PLoS One. 2011;6(6):e21588. doi: 10.1371/journal.pone.0021588. Epub 2011 Jun 30.
A finite-context (Markov) model of order k yields the probability distribution of the next symbol in a sequence of symbols, given the recent past up to depth k. Markov modeling has long been applied to DNA sequences, for example to find gene-coding regions. With the first studies came the discovery that DNA sequences are non-stationary: distinct regions require distinct model orders. Since then, Markov and hidden Markov models have been extensively used to describe the gene structure of prokaryotes and eukaryotes. However, to our knowledge, a comprehensive study about the potential of Markov models to describe complete genomes is still lacking. We address this gap in this paper. Our approach relies on (i) multiple competing Markov models of different orders (ii) careful programming techniques that allow orders as large as sixteen (iii) adequate inverted repeat handling (iv) probability estimates suited to the wide range of context depths used. To measure how well a model fits the data at a particular position in the sequence we use the negative logarithm of the probability estimate at that position. The measure yields information profiles of the sequence, which are of independent interest. The average over the entire sequence, which amounts to the average number of bits per base needed to describe the sequence, is used as a global performance measure. Our main conclusion is that, from the probabilistic or information theoretic point of view and according to this performance measure, multiple competing Markov models explain entire genomes almost as well or even better than state-of-the-art DNA compression methods, such as XM, which rely on very different statistical models. This is surprising, because Markov models are local (short-range), contrasting with the statistical models underlying other methods, where the extensive data repetitions in DNA sequences is explored, and therefore have a non-local character.

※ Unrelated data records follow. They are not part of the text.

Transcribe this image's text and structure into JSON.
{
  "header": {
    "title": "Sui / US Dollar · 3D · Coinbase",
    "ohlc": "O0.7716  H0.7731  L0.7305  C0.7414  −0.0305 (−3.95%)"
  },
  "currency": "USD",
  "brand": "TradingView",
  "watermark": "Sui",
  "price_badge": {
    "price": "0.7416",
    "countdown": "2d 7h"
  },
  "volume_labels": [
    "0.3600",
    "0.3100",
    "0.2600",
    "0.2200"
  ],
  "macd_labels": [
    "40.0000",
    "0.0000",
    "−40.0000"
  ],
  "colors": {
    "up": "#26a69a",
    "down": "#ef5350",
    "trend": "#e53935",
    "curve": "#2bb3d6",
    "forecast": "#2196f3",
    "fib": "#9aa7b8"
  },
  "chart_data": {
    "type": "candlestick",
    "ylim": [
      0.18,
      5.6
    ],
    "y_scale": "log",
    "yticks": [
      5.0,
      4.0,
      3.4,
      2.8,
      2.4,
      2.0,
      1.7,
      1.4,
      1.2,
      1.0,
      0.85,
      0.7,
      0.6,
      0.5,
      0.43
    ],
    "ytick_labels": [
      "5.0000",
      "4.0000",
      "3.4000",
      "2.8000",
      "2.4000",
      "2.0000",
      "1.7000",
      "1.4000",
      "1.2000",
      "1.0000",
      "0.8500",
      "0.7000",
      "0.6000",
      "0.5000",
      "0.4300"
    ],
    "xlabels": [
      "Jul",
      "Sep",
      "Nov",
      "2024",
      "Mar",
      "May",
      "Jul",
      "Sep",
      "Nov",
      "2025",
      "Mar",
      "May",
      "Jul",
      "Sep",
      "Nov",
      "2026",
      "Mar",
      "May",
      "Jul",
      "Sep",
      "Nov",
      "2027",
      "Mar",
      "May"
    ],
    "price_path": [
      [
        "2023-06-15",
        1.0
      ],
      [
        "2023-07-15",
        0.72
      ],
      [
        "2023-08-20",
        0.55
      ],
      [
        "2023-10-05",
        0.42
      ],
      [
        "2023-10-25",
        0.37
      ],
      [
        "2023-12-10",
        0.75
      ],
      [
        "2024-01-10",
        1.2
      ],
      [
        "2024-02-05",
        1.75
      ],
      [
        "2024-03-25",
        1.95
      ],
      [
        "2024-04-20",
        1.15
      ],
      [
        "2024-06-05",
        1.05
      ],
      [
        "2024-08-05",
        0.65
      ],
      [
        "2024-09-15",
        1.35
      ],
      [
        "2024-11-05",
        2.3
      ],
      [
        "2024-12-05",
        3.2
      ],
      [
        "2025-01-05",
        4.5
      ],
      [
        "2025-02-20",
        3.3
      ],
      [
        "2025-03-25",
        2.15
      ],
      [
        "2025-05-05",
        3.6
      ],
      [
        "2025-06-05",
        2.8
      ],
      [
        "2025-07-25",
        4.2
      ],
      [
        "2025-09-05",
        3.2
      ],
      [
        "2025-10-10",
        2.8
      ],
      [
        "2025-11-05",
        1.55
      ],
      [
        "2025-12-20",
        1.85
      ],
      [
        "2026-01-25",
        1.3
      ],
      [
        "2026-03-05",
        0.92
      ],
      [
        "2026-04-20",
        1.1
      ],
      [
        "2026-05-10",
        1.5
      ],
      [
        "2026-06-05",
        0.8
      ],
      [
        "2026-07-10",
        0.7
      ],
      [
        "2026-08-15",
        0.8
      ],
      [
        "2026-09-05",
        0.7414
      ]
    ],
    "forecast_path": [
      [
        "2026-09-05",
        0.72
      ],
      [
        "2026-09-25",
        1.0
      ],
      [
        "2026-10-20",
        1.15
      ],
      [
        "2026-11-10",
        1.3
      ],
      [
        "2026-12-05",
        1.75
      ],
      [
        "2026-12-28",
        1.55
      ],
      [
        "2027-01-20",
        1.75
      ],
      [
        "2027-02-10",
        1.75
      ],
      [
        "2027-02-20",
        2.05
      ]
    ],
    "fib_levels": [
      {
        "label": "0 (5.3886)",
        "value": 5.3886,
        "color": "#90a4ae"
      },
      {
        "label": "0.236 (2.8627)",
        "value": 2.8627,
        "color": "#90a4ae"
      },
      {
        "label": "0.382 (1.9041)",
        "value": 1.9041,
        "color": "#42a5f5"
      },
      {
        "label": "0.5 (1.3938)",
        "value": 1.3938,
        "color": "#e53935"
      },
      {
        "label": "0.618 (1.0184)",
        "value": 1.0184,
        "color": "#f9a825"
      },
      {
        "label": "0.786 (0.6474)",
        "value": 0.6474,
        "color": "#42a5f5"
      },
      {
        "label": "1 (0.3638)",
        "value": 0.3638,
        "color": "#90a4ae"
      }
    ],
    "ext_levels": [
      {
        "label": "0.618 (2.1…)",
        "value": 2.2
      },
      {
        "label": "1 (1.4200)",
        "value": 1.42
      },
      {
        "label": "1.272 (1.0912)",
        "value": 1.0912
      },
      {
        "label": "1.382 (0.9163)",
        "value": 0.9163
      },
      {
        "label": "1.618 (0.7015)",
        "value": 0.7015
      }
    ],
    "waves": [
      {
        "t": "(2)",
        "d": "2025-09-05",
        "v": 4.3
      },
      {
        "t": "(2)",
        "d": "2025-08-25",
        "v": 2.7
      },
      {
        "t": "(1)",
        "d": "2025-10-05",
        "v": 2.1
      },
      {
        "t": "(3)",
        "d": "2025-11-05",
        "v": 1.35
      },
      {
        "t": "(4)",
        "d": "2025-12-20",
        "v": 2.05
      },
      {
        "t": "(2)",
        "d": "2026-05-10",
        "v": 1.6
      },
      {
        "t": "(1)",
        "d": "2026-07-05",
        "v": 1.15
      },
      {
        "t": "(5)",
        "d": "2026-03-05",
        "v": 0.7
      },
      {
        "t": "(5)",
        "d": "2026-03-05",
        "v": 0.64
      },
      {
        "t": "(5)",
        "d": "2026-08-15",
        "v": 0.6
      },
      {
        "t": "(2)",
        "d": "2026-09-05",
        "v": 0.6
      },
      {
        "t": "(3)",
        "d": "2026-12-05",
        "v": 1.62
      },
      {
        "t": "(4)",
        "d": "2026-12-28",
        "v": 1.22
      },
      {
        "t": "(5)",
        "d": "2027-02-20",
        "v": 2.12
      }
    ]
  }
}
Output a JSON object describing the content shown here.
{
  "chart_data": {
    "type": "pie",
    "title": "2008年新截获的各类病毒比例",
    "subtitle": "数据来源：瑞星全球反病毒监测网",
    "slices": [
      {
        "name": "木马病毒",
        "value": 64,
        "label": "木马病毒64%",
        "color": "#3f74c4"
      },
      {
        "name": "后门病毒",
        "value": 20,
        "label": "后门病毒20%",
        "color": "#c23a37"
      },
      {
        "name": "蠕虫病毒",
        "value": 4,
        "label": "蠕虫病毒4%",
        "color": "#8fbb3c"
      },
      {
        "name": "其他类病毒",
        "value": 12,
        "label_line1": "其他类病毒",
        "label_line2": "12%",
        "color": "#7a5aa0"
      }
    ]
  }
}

一种有限上下文(马尔可夫)模型的阶 k 给出了符号序列中下一个符号的概率分布,给定最近过去的深度 k。马尔可夫模型长期以来一直应用于 DNA 序列,例如用于找到基因编码区域。随着第一批研究的出现,人们发现 DNA 序列是非平稳的:不同的区域需要不同的模型阶。从那时起,马尔可夫和隐马尔可夫模型被广泛用于描述原核生物和真核生物的基因结构。然而,据我们所知,关于马尔可夫模型描述完整基因组的潜力的综合研究仍然缺乏。我们在本文中解决了这一差距。我们的方法依赖于(i)不同阶的多个竞争马尔可夫模型(ii)允许阶数高达十六的精心编程技术(iii)适当的反转重复处理(iv)适合使用的广泛上下文深度的概率估计。为了衡量模型在序列中特定位置拟合数据的程度,我们使用该位置概率估计的负对数。该度量给出了序列的信息概况,这些概况具有独立的意义。整个序列的平均值,即描述序列所需的平均每个碱基的位数,用作全局性能度量。我们的主要结论是,从概率或信息理论的角度来看,并且根据这个性能度量,多个竞争的马尔可夫模型几乎可以与最先进的 DNA 压缩方法(例如 XM)一样或更好地解释整个基因组,后者依赖于非常不同的统计模型。这令人惊讶,因为马尔可夫模型是局部的(短程的),与其他方法的统计模型形成对比,其他方法探索了 DNA 序列中的广泛数据重复,因此具有非局部特征。